One problem with using methane is as a gas it requires heavy tanks and is difficult to transport. Liquid fuel is much easier to ship and use. Well methane can be turned into a liquid fuel. This was done in Germany during World War II . Coal was turned into methane and then into gasoline. Qatar is a small Persian Gulf country with a great deal of Natural Gas (methane) but has been unable to sell it because it is impractical to build a pipeline to customers. Starting next year Qatar will be selling liquid diesel fuel made from methane. The fuel is so clean it’s clear .

No doubt you are worried about global warning and pollution as well you should be. Massive coal mining creates problems and swapping equal oil use for methane from coal is hardly a solution. The future belongs to hybrid vehicles. A hybrid vehicle can be a car, bus, truck or locomotive that runs both on electricity from a battery and a fuel powered engine be it gasoline, diesel or gas turbine. No doubt you’ve heard a great deal of talk about in the future cars will run on hydrogen with fuel cells. What you may not have heard is the designs for fuel cell cars are also hybrids, requiring a battery with the fuel cell acting as a generator. Also the hydrogen is expected to come from coal.

We now have hybrid cars that get around 50 mile to the gallon. This is better than the 20-30 mpg of most cars, but the extra expense of a hybrid is rarely paid off from increased fuel savings. What would you think of a car that gets over 200 mpg? Impossible?, well it has been done. An off the shelf hybrid car was modified with extra batteries and the ability to have its batteries charged when parked. This turned a gasoline powered car with some battery assist into a mostly electric car with a gasoline engine for back up, giving the vehicle almost unlimited range. We don’t have to wait for fuel cells in the unknown future before saving a great deal of energy while still maintaining a high standard of living.

No doubt this won’t be popular with the oil or auto industry. Both make their profits from extravagance, not economy. There will be claims that charging batteries won’t save energy. But that isn’t true. There are electrical shortages during times like hot days. But at night demand is lower and electricity is available and the cost of charging batteries is far lower on a per mile basis than gasoline.
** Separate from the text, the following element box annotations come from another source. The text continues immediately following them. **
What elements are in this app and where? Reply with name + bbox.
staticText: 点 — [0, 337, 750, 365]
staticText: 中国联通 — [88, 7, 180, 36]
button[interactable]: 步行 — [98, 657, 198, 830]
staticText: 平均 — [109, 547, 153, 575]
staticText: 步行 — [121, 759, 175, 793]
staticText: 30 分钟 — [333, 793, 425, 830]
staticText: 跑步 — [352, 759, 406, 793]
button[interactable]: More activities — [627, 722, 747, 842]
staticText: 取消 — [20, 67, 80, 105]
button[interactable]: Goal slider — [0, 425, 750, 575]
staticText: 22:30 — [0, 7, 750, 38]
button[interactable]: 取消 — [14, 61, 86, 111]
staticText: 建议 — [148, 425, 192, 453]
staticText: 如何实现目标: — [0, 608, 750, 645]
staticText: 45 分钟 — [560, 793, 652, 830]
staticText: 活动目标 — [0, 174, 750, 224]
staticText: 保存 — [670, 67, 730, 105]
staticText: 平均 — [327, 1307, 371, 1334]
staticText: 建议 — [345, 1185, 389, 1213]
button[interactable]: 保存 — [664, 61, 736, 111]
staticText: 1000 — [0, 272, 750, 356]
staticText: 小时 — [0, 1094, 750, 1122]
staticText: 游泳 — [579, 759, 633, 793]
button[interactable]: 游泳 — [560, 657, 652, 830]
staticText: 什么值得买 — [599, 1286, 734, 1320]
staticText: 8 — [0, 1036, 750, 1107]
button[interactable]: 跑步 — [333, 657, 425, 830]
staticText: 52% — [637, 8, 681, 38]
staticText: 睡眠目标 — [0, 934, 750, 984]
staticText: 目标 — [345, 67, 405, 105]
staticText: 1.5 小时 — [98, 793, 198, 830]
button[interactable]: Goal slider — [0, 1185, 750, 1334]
The problems to saving energy are not technological, they are political. Many of the problems we have now could have been avoided with a little planning. Even if alternative fuels cost $10 dollars a gallon, if one gallon is a full tank that’s a lot less than what people pay today. Wouldn’t it be nice to be self-contained as far as energy? This means a much lower trade deficit, less pollution, less greenhouse effect gases, inflation would be under control and people would have more money to spend on other things beside oil.